The former Taoiseach used his speech to denounce those who today try to rewrite history regarding his decade in charge – which was deliciously ironic is that is exactly what many reviewers have said his new tome does.

Mr Ahern insisted without the hint of irony that the book answered the questions he “totally dodged” while in office. That should secure at least three extra sales then as the trio of judges from the Mahon Tribunal rush down to the bookshops to try and get the real facts regarding the queries he so relentlessly stone-walled and side-stepped during the 14 days he twisted logic in knots as he squirmed in their witness box at Dublin Castle.

But enough of that.

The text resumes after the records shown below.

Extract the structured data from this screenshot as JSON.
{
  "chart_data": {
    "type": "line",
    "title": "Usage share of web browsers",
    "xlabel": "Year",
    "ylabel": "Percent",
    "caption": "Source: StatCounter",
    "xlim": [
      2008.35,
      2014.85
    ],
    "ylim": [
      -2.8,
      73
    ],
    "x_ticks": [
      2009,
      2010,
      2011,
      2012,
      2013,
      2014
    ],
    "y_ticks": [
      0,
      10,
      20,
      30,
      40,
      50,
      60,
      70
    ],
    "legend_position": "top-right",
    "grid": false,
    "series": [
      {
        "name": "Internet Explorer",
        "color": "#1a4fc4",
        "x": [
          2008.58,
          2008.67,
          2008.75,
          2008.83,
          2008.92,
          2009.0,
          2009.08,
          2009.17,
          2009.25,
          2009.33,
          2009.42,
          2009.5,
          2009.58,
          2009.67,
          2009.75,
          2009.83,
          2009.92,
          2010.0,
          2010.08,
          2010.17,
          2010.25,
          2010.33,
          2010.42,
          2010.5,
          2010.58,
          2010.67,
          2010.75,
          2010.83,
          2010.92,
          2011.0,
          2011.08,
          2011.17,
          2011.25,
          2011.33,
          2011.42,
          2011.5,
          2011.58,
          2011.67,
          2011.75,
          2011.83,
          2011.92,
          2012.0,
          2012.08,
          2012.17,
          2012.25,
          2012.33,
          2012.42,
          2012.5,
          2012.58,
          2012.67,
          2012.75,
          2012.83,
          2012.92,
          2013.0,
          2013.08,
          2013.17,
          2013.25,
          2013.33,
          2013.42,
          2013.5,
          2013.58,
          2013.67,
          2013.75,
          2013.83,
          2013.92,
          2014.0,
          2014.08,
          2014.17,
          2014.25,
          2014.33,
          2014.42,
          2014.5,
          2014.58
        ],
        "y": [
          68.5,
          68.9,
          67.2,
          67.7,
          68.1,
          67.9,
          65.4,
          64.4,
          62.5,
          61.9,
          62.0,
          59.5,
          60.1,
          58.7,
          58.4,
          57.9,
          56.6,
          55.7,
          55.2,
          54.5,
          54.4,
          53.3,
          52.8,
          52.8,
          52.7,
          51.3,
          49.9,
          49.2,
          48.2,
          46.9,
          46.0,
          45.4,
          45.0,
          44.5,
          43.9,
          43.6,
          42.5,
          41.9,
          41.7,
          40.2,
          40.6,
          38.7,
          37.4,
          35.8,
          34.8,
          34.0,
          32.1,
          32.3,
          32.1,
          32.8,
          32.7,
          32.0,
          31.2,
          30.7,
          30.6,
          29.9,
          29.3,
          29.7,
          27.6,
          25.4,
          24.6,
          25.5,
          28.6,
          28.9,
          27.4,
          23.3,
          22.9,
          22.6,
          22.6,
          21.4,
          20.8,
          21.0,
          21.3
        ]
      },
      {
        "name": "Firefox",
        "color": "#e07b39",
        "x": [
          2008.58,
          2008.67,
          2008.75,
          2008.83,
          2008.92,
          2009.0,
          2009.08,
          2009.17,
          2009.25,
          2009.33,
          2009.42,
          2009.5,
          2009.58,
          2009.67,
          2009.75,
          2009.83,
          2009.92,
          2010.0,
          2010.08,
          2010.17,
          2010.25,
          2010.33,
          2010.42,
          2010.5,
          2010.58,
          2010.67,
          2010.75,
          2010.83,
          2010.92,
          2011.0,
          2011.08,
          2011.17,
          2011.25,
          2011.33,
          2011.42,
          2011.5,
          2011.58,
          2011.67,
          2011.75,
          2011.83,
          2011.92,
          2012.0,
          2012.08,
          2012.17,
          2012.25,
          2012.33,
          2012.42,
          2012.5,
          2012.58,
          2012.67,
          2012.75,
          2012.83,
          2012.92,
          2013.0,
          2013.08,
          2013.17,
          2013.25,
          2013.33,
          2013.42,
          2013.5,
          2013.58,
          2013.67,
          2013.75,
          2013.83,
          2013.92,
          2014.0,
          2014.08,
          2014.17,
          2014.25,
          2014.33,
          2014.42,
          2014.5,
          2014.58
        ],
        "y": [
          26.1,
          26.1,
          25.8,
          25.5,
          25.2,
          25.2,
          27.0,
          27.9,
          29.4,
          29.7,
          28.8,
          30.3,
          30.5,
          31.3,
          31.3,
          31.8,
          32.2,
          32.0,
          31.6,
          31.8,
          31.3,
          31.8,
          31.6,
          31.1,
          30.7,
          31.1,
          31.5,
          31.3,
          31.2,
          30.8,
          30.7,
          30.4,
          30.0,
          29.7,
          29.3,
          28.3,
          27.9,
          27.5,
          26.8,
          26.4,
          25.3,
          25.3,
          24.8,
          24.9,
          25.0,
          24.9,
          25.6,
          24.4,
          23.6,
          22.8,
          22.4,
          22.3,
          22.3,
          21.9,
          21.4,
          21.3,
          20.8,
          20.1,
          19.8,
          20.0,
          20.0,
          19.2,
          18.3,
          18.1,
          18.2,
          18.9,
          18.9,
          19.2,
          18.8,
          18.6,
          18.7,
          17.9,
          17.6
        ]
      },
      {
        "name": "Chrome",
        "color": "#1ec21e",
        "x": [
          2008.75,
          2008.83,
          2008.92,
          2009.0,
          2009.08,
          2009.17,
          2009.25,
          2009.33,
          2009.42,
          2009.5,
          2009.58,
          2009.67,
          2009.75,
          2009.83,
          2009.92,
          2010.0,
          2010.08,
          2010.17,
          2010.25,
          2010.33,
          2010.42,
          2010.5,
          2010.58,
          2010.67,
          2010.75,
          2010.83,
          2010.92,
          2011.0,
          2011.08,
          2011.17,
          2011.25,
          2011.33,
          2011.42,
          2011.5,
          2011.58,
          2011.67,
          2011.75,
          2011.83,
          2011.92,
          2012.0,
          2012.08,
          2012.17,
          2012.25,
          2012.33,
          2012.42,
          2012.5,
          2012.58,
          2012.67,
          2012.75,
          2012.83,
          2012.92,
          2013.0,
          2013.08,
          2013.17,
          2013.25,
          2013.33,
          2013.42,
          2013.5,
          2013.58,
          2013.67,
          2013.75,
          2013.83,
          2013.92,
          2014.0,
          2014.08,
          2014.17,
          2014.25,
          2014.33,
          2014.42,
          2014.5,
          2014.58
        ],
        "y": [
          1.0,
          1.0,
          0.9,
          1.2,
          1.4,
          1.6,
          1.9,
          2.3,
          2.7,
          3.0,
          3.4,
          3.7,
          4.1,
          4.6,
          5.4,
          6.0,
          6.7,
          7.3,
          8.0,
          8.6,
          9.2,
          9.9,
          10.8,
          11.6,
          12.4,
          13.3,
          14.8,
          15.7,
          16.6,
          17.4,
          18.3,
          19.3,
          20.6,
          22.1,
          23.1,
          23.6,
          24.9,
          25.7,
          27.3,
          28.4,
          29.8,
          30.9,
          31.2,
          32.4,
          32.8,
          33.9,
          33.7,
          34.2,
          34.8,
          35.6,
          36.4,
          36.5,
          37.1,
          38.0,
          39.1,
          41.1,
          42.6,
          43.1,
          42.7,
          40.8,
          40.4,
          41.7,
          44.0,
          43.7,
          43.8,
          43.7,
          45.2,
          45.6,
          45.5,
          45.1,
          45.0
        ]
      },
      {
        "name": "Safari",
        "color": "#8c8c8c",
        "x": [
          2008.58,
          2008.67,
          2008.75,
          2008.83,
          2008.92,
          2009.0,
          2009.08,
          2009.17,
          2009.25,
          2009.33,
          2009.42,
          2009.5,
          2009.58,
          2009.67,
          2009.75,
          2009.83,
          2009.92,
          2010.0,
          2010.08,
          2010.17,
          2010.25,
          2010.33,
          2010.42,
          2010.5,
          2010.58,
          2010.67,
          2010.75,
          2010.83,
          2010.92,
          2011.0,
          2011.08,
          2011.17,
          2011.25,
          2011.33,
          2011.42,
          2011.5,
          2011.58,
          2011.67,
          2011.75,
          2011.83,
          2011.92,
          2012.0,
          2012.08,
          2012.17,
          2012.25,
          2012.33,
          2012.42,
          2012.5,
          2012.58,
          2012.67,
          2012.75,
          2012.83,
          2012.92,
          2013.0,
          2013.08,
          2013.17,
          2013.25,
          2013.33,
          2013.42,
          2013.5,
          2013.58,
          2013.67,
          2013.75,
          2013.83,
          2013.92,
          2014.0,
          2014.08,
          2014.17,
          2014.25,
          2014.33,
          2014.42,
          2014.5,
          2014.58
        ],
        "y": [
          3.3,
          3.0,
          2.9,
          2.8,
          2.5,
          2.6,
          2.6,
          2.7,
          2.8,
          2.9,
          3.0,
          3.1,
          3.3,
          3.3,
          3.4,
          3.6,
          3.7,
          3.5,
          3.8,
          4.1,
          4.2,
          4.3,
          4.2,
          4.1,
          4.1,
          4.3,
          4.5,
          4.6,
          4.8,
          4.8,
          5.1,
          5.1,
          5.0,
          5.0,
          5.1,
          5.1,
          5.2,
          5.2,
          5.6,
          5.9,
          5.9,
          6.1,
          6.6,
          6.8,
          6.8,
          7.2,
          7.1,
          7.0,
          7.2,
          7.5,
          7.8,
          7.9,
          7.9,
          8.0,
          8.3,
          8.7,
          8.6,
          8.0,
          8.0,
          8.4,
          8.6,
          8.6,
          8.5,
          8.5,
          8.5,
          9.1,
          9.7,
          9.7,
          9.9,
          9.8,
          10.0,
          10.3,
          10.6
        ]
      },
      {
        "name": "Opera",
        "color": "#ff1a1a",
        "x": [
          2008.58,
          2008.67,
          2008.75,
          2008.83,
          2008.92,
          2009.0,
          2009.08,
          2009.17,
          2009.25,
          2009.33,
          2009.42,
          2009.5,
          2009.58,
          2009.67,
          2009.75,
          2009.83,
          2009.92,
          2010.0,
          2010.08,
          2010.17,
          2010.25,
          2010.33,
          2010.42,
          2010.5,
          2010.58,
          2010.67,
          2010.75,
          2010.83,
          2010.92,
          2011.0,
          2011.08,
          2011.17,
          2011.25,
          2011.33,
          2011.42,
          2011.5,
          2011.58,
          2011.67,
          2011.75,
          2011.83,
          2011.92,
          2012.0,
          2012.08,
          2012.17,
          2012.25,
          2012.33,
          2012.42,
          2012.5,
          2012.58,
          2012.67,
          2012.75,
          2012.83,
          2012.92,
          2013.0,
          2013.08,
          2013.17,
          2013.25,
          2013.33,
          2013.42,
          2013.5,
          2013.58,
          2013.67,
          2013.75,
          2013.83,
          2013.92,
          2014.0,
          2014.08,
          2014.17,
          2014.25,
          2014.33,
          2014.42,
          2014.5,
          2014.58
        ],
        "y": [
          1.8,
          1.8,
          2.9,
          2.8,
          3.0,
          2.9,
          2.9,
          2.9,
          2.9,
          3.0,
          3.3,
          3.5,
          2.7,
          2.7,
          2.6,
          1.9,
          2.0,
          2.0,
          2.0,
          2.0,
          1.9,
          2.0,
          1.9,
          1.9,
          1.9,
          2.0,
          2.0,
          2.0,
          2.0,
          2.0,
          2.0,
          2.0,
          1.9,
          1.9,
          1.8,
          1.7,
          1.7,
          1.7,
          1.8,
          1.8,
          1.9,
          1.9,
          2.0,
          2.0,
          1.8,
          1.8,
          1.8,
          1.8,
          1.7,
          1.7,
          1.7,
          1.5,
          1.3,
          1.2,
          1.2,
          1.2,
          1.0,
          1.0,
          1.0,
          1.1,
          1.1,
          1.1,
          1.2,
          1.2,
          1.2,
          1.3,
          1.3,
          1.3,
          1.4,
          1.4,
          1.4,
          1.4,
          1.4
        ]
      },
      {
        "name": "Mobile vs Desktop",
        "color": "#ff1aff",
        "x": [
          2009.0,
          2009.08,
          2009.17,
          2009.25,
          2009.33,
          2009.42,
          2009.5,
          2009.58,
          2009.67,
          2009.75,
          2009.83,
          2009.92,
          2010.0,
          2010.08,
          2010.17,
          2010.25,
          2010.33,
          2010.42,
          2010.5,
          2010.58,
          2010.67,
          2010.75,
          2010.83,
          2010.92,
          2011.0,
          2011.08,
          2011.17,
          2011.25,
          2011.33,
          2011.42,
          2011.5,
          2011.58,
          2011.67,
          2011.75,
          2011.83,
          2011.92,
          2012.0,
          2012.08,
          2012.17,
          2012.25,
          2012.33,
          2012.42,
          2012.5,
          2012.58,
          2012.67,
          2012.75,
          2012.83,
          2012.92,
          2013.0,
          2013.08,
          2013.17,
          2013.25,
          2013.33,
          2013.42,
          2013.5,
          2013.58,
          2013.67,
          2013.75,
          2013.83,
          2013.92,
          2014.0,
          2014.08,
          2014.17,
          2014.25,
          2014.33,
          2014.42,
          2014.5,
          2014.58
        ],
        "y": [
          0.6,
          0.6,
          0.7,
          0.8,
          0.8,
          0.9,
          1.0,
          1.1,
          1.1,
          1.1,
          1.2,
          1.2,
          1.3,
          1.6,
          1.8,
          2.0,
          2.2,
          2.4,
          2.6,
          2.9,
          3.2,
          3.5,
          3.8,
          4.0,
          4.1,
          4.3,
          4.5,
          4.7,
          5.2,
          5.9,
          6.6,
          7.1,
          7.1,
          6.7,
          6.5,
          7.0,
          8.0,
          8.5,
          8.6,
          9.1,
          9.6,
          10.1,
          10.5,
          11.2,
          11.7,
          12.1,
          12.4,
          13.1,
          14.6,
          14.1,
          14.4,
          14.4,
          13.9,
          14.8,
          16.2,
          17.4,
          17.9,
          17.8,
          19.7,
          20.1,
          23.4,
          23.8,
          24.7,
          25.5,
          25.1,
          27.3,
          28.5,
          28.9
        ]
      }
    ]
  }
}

He had done the State some service and deserved praise for it, and luckily Charlie McCreevy was on hand to give glowing testimony to the great man – but this being Mr McCreevy his speech was every bit as much about himself as it was about Bertie.

The arch angel of the boom and bust economics that have now buried the Republic in financial rubble twice thanked Bertie for giving him the freedom to send Ireland on to its orgy of credit debt delusion.

Bertie returned the favour with what could easily be interpreted as a dig at his successor.

He insisted the economy was “in safe hands when Charlie McCreevy and myself were in charge of it”.

He then took an even more pointed blast at public sector pay cuts: “They were great people. They deserved what they earned and long live the Irish public service,” he said of the workers now looking down the barrel of another wage cut.

Mr Ahern went out of his way to thank “all the gang at St Luke’s” but there was no mention of Miriam or Celia.

His daughters, heavily pregnant Cecilia and Georgina, their with her husband and their twins Rocco and Jay looked on as Mr Ahern recapped his time in power, yet strangely glossed over the one great undisputed triumph of that time, the peace process.

As he neared the end of the very long speech, a balloon one of his grand children had been playing with popped loudly.

It may not be the last balloon to burst above the former Taoiseach’s head in the coming months.

The choice of the Yeats quotation Mr Ahern used to end his speech showed both defiance and pleading as he faces into the final battle for his reputation and legacy.

It began: “You that would judge me, do not judge alone this book or that, come to this hallowed place where my friends’ portraits hang and look thereon...”

That may well be the case, but the final chapter of Mr Ahern’s life story will be written not in his autobiography, but in the soon to be unveiled conclusions of the Mahon corruption probe – whether he likes their judgement or not.